I think in the past, at each stage, people tend to think that the recent progress is a linear or exponential process that will continue forward. This lead to people thinking self driving cars were right around the corner after the introduction of DL in the 2010s, and super-intelligence is right around the corner now. I think at each stage, the cusp of the S-curve comes as we find where the model is good enough to be deployed, and where it isn't. Then companies tend to enter a holding pattern for a number of years getting diminishing returns from small improvements on their models, until the next algorithmic breakthrough is made.

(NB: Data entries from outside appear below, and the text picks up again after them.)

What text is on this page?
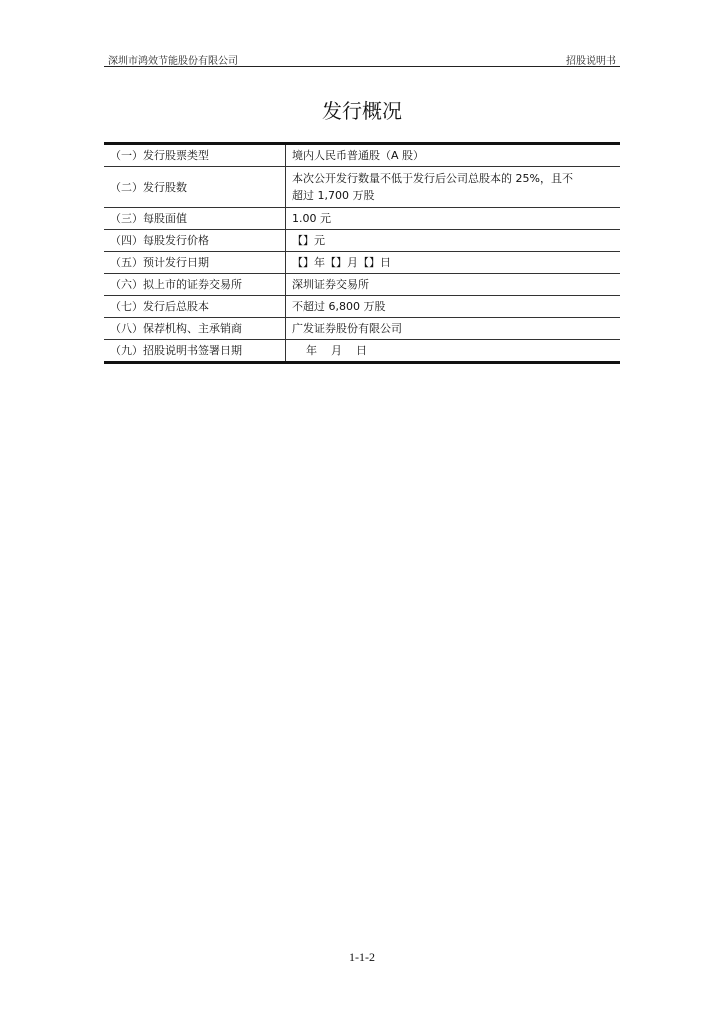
深圳市鸿效节能股份有限公司	招股说明书
发行概况
（一）发行股票类型	境内人民币普通股（A 股）

（二）发行股数	本次公开发行数量不低于发行后公司总股本的 25%，且不
超过 1,700 万股

（三）每股面值	1.00 元

（四）每股发行价格	【】元

（五）预计发行日期	【】年【】月【】日

（六）拟上市的证券交易所	深圳证券交易所

（七）发行后总股本	不超过 6,800 万股

（八）保荐机构、主承销商	广发证券股份有限公司

（九）招股说明书签署日期	年    月    日
1-1-2
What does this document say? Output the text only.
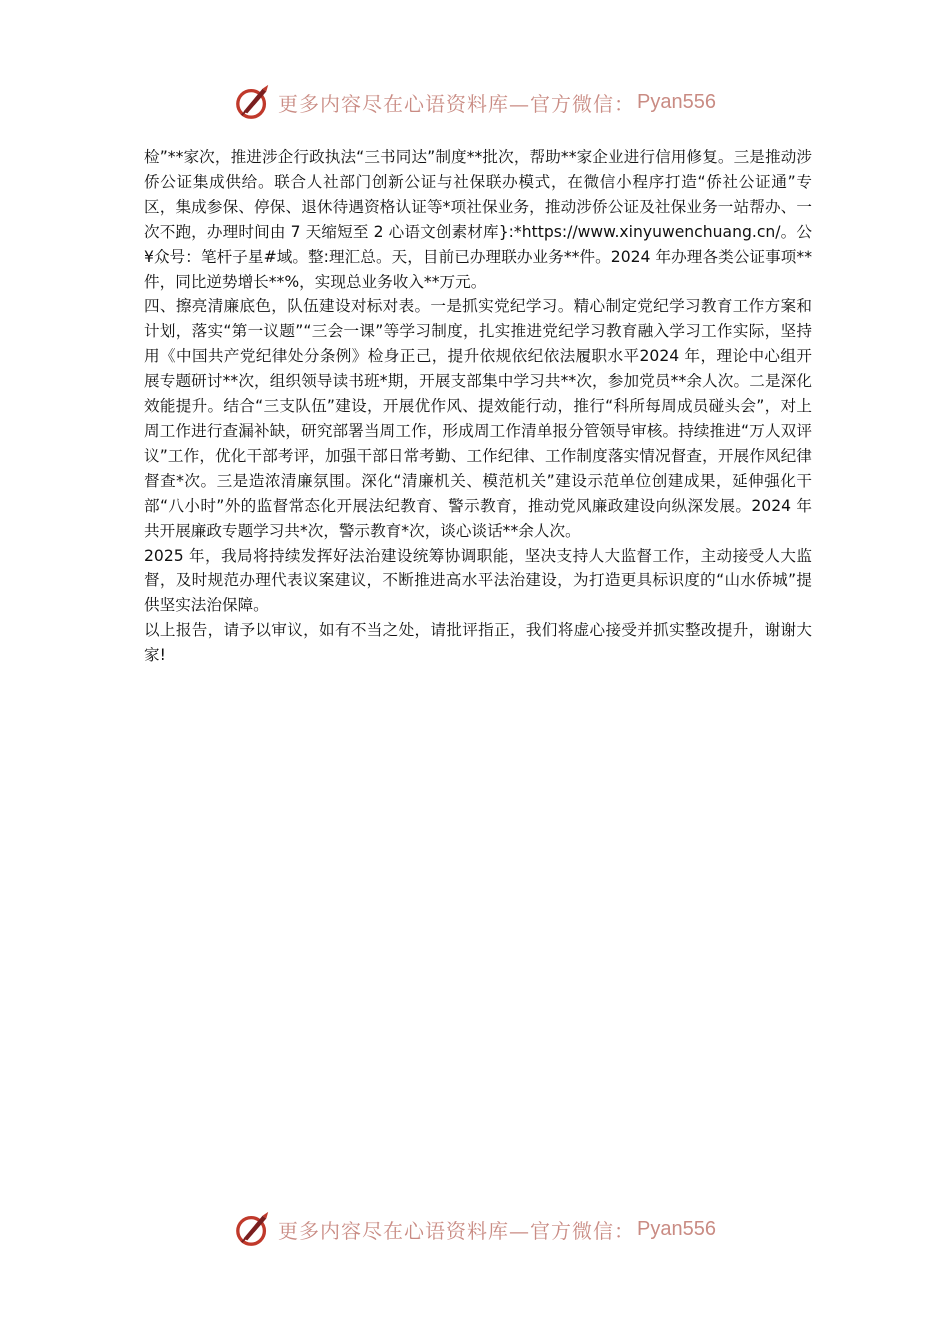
更多内容尽在心语资料库—官方微信： Pyan556

检”**家次，推进涉企行政执法“三书同达”制度**批次，帮助**家企业进行信用修复。三是推动涉侨公证集成供给。联合人社部门创新公证与社保联办模式，在微信小程序打造“侨社公证通”专区，集成参保、停保、退休待遇资格认证等*项社保业务，推动涉侨公证及社保业务一站帮办、一次不跑，办理时间由 7 天缩短至 2 心语文创素材库}:*https://www.xinyuwenchuang.cn/。公¥众号：笔杆子星#域。整:理汇总。天，目前已办理联办业务**件。2024 年办理各类公证事项**件，同比逆势增长**%，实现总业务收入**万元。

四、擦亮清廉底色，队伍建设对标对表。一是抓实党纪学习。精心制定党纪学习教育工作方案和计划，落实“第一议题”“三会一课”等学习制度，扎实推进党纪学习教育融入学习工作实际，坚持用《中国共产党纪律处分条例》检身正己，提升依规依纪依法履职水平2024 年，理论中心组开展专题研讨**次，组织领导读书班*期，开展支部集中学习共**次，参加党员**余人次。二是深化效能提升。结合“三支队伍”建设，开展优作风、提效能行动，推行“科所每周成员碰头会”，对上周工作进行查漏补缺，研究部署当周工作，形成周工作清单报分管领导审核。持续推进“万人双评议”工作，优化干部考评，加强干部日常考勤、工作纪律、工作制度落实情况督查，开展作风纪律督查*次。三是造浓清廉氛围。深化“清廉机关、模范机关”建设示范单位创建成果，延伸强化干部“八小时”外的监督常态化开展法纪教育、警示教育，推动党风廉政建设向纵深发展。2024 年共开展廉政专题学习共*次，警示教育*次，谈心谈话**余人次。

2025 年，我局将持续发挥好法治建设统筹协调职能，坚决支持人大监督工作，主动接受人大监督，及时规范办理代表议案建议，不断推进高水平法治建设，为打造更具标识度的“山水侨城”提供坚实法治保障。

以上报告，请予以审议，如有不当之处，请批评指正，我们将虚心接受并抓实整改提升，谢谢大家!

更多内容尽在心语资料库—官方微信： Pyan556
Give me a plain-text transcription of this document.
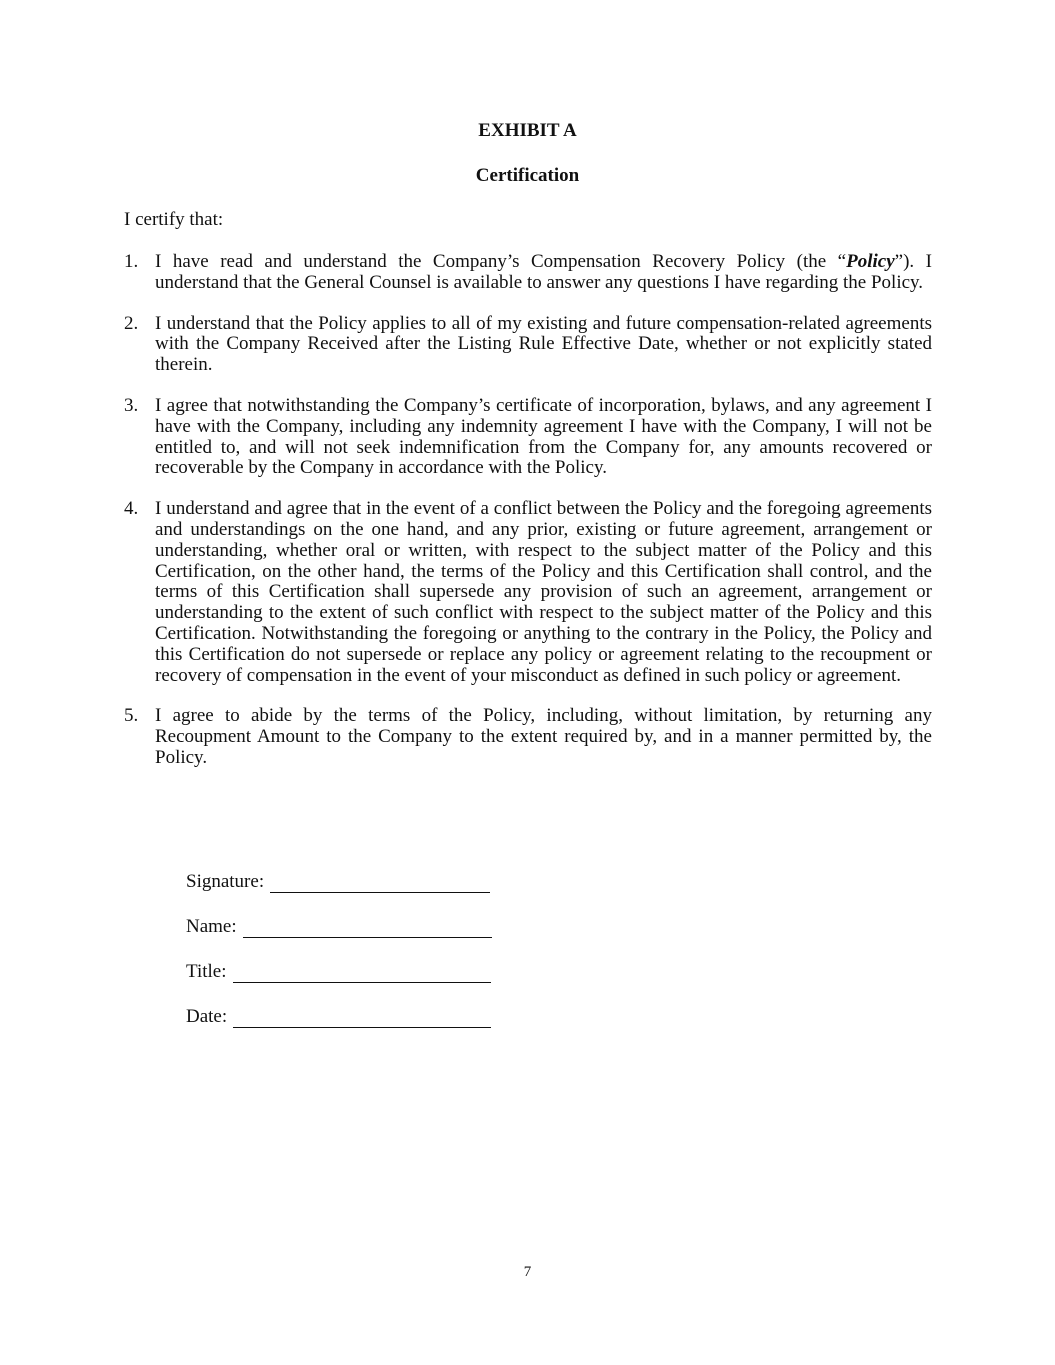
EXHIBIT A
Certification
I certify that:
1. I have read and understand the Company’s Compensation Recovery Policy (the “Policy”). I understand that the General Counsel is available to answer any questions I have regarding the Policy.
2. I understand that the Policy applies to all of my existing and future compensation-related agreements with the Company Received after the Listing Rule Effective Date, whether or not explicitly stated therein.
3. I agree that notwithstanding the Company’s certificate of incorporation, bylaws, and any agreement I have with the Company, including any indemnity agreement I have with the Company, I will not be entitled to, and will not seek indemnification from the Company for, any amounts recovered or recoverable by the Company in accordance with the Policy.
4. I understand and agree that in the event of a conflict between the Policy and the foregoing agreements and understandings on the one hand, and any prior, existing or future agreement, arrangement or understanding, whether oral or written, with respect to the subject matter of the Policy and this Certification, on the other hand, the terms of the Policy and this Certification shall control, and the terms of this Certification shall supersede any provision of such an agreement, arrangement or understanding to the extent of such conflict with respect to the subject matter of the Policy and this Certification. Notwithstanding the foregoing or anything to the contrary in the Policy, the Policy and this Certification do not supersede or replace any policy or agreement relating to the recoupment or recovery of compensation in the event of your misconduct as defined in such policy or agreement.
5. I agree to abide by the terms of the Policy, including, without limitation, by returning any Recoupment Amount to the Company to the extent required by, and in a manner permitted by, the Policy.
Signature:
Name:
Title:
Date:
7
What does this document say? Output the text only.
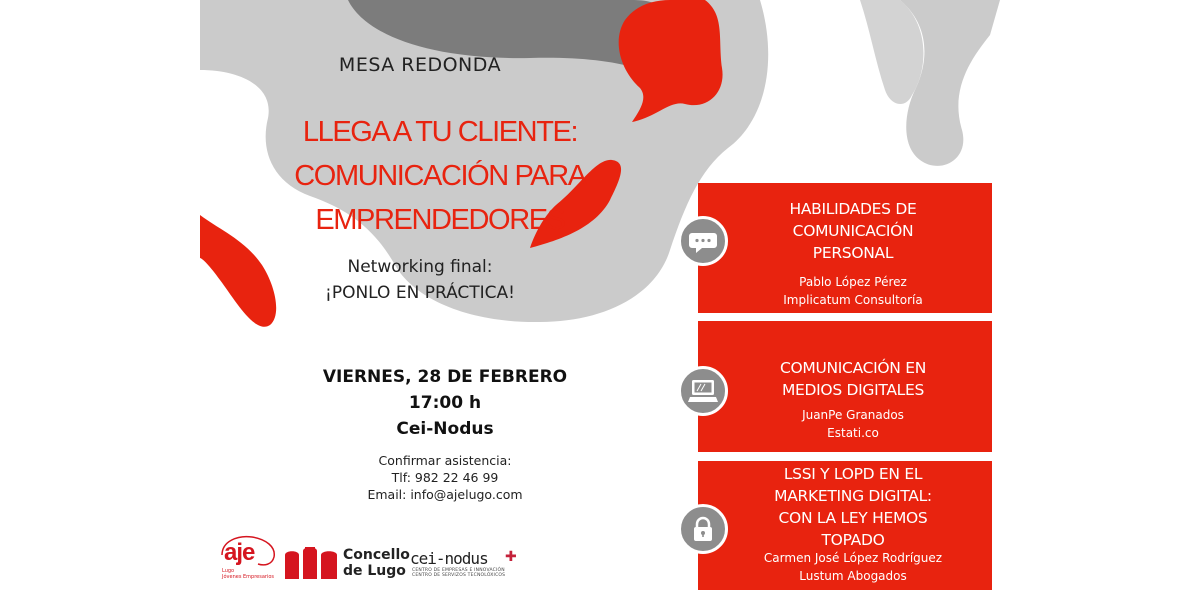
MESA REDONDA
LLEGA A TU CLIENTE:
COMUNICACIÓN PARA
EMPRENDEDORES
Networking final:
¡PONLO EN PRÁCTICA!
VIERNES, 28 DE FEBRERO
17:00 h
Cei-Nodus
Confirmar asistencia:
Tlf: 982 22 46 99
Email: info@ajelugo.com
HABILIDADES DE
COMUNICACIÓN
PERSONAL
Pablo López Pérez
Implicatum Consultoría
COMUNICACIÓN EN
MEDIOS DIGITALES
JuanPe Granados
Estati.co
LSSI Y LOPD EN EL
MARKETING DIGITAL:
CON LA LEY HEMOS
TOPADO
Carmen José López Rodríguez
Lustum Abogados
aje
Lugo
Jóvenes Empresarios
Concello
de Lugo
cei-nodus ✚
CENTRO DE EMPRESAS E INNOVACIÓN
CENTRO DE SERVIZOS TECNOLÓXICOS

Right now I would guess that we are around 0.9 on the S curve, we can still improve the LLMs (as DeepSeek has shown wide MoE and o1/o3 have shown CoT), and it will take a few years for the best uses to be brought to market and popularized. As you mentioned, LeCun points out that LLMs have a hallucination problem built into their architecture, others have pointed out that LLMs have had shockingly few revelations and breakthroughs for something that has ingested more knowledge than any living human. I think future work on LLMs are likely to make some improvement on these things, but not much.
I don't know what it will be, but a new algorithm will be needed to induce the next step on the curve of AI advancement.